Celebrating Juneteenth in Anchorage
Foundation staff members Emily Kwon, Sydney Copley, Christina Gheen and Kris Palmatier connected with the public and shared the Foundation’s story during the citywide Juneteenth celebration on the Park Strip. At the Foundation table, they answered questions about our work, grant applications and mission. This was the first time Rasmuson Foundation was officially represented at this event commemorating freedom for enslaved African Americans across the entire United States. One of the projects featured was the multimedia storytelling project, Black in Alaska. Staff encouraged individuals to follow along on blackinalaska.org and on Facebook and Instagram. They also spread the word about the physical exhibit inside the Anchorage Museum at Rasmuson Center.
Earlier in June, I spoke at a health fair put on by the Alaska Black Caucus. I talked about the Foundation’s support for civility on public discourse and inclusion for all Alaskans.

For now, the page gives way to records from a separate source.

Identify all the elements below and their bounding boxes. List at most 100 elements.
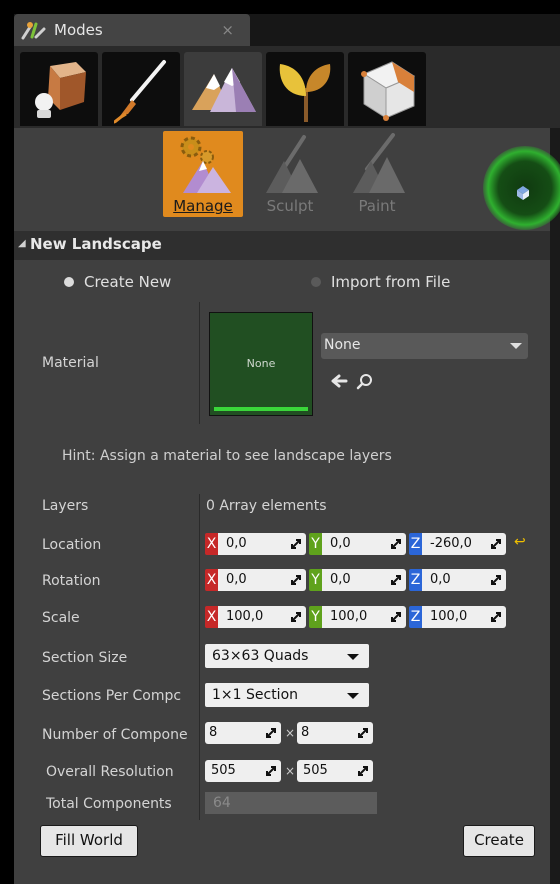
resolution-y-field[interactable]: 505 (297, 760, 373, 782)
new-landscape-section-header[interactable]: ◢ New Landscape (14, 231, 550, 260)
rotation-z-field[interactable]: 0,0 (422, 569, 506, 591)
location-x-axis: X (205, 533, 218, 555)
scale-y-field[interactable]: 100,0 (322, 606, 406, 628)
components-x-field[interactable]: 8 (205, 722, 281, 744)
close-icon[interactable]: × (221, 21, 234, 39)
total-components-label: Total Components (46, 796, 172, 812)
radio-dot-unselected (311, 277, 321, 287)
sculpt-tool-button[interactable]: Sculpt (250, 131, 330, 217)
total-components-field: 64 (205, 792, 377, 814)
property-divider-bottom (199, 494, 200, 820)
manage-gears-icon (180, 136, 231, 193)
drag-grip-icon[interactable] (266, 765, 276, 776)
arrow-left-icon[interactable] (330, 372, 348, 390)
components-y-field[interactable]: 8 (297, 722, 373, 744)
mode-toolbar (14, 46, 560, 128)
material-label: Material (42, 355, 99, 371)
material-thumbnail[interactable]: None (209, 312, 313, 416)
landscape-mode-tab[interactable] (184, 52, 262, 126)
radio-dot-selected (64, 277, 74, 287)
drag-grip-icon[interactable] (358, 727, 368, 738)
property-divider-top (199, 302, 200, 424)
landscape-gizmo-orb[interactable] (483, 146, 560, 230)
material-combo[interactable]: None (321, 333, 528, 359)
sculpt-label: Sculpt (266, 197, 314, 215)
resolution-y-value: 505 (303, 763, 328, 778)
rotation-y-value: 0,0 (330, 572, 351, 587)
paint-mode-tab[interactable] (102, 52, 180, 126)
location-x-value: 0,0 (226, 536, 247, 551)
scale-y-value: 100,0 (330, 609, 368, 624)
section-title: New Landscape (30, 235, 162, 253)
place-icon (35, 62, 86, 118)
scale-z-axis: Z (409, 606, 422, 628)
scale-x-value: 100,0 (226, 609, 264, 624)
reset-to-default-icon[interactable]: ↩ (514, 534, 526, 550)
manage-tool-button[interactable]: Manage (163, 131, 243, 217)
overall-resolution-label: Overall Resolution (46, 764, 174, 780)
search-icon[interactable] (356, 372, 374, 390)
collapse-triangle-icon[interactable]: ◢ (18, 238, 26, 249)
modes-window-tab[interactable]: Modes × (14, 14, 250, 46)
drag-grip-icon[interactable] (391, 611, 401, 622)
components-y-value: 8 (301, 725, 310, 740)
resolution-times: × (285, 764, 296, 778)
scale-x-axis: X (205, 606, 218, 628)
scale-x-field[interactable]: 100,0 (218, 606, 306, 628)
rotation-y-field[interactable]: 0,0 (322, 569, 406, 591)
drag-grip-icon[interactable] (266, 727, 276, 738)
modes-icon (21, 22, 46, 40)
location-z-axis: Z (409, 533, 422, 555)
sections-per-component-dropdown[interactable]: 1×1 Section (205, 683, 369, 707)
sections-per-component-value: 1×1 Section (212, 687, 299, 703)
create-new-radio[interactable]: Create New (64, 273, 171, 291)
window-tab-title: Modes (54, 21, 103, 39)
drag-grip-icon[interactable] (291, 574, 301, 585)
scale-z-field[interactable]: 100,0 (422, 606, 506, 628)
rotation-z-value: 0,0 (430, 572, 451, 587)
drag-grip-icon[interactable] (491, 611, 501, 622)
scale-label: Scale (42, 610, 80, 626)
drag-grip-icon[interactable] (391, 574, 401, 585)
geometry-edit-icon (361, 61, 416, 121)
material-thumbnail-text: None (246, 357, 276, 370)
material-thumbnail-bar (214, 407, 308, 411)
drag-grip-icon[interactable] (391, 538, 401, 549)
components-x-value: 8 (209, 725, 218, 740)
foliage-icon (279, 64, 331, 122)
material-combo-value: None (324, 337, 361, 353)
rotation-x-value: 0,0 (226, 572, 247, 587)
drag-grip-icon[interactable] (358, 765, 368, 776)
place-mode-tab[interactable] (20, 52, 98, 126)
location-label: Location (42, 537, 102, 553)
create-button[interactable]: Create (463, 825, 535, 857)
drag-grip-icon[interactable] (291, 538, 301, 549)
fill-world-button[interactable]: Fill World (40, 825, 138, 857)
drag-grip-icon[interactable] (491, 538, 501, 549)
scale-vector: X 100,0 Y 100,0 Z 100,0 (205, 606, 515, 628)
drag-grip-icon[interactable] (291, 611, 301, 622)
location-z-field[interactable]: -260,0 (422, 533, 506, 555)
landscape-icon (192, 68, 256, 112)
section-size-dropdown[interactable]: 63×63 Quads (205, 644, 369, 668)
layers-label: Layers (42, 498, 89, 514)
paint-label: Paint (358, 197, 396, 215)
chevron-down-icon (347, 693, 359, 699)
scale-z-value: 100,0 (430, 609, 468, 624)
resolution-x-value: 505 (211, 763, 236, 778)
drag-grip-icon[interactable] (491, 574, 501, 585)
location-y-field[interactable]: 0,0 (322, 533, 406, 555)
resolution-x-field[interactable]: 505 (205, 760, 281, 782)
geometry-mode-tab[interactable] (348, 52, 426, 126)
rotation-vector: X 0,0 Y 0,0 Z 0,0 (205, 569, 515, 591)
rotation-x-field[interactable]: 0,0 (218, 569, 306, 591)
components-times: × (285, 726, 296, 740)
create-new-label: Create New (84, 273, 172, 291)
location-x-field[interactable]: 0,0 (218, 533, 306, 555)
paint-tool-button[interactable]: Paint (337, 131, 417, 217)
import-from-file-radio[interactable]: Import from File (311, 273, 450, 291)
chevron-down-icon (347, 654, 359, 660)
rotation-label: Rotation (42, 573, 101, 589)
foliage-mode-tab[interactable] (266, 52, 344, 126)
scale-y-axis: Y (309, 606, 322, 628)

And the 2022 Honorary Old Crab is …
I was happy to join the community of Seldovia’s July 4 celebration as the 2022 Honorary Old Crab. I dressed in theme with a crustacean patterned dress, made by Angel Oliveira, Silver Salmon Camp director. While in Seldovia, I visited the community cemetery to see progress made on upgrades with Foundation support. Every year, the Seldovia Chamber of Commerce chooses one influential Alaskan as its Honorary Old Crab. Past Old Crabs include U.S. Sen. Lisa Murkowski, Sen. Ted Stevens, Congressman Don Young, Gov. Jay Hammond, political leader and fish czar Clem Tillion and KTUU anchor Maria Downey.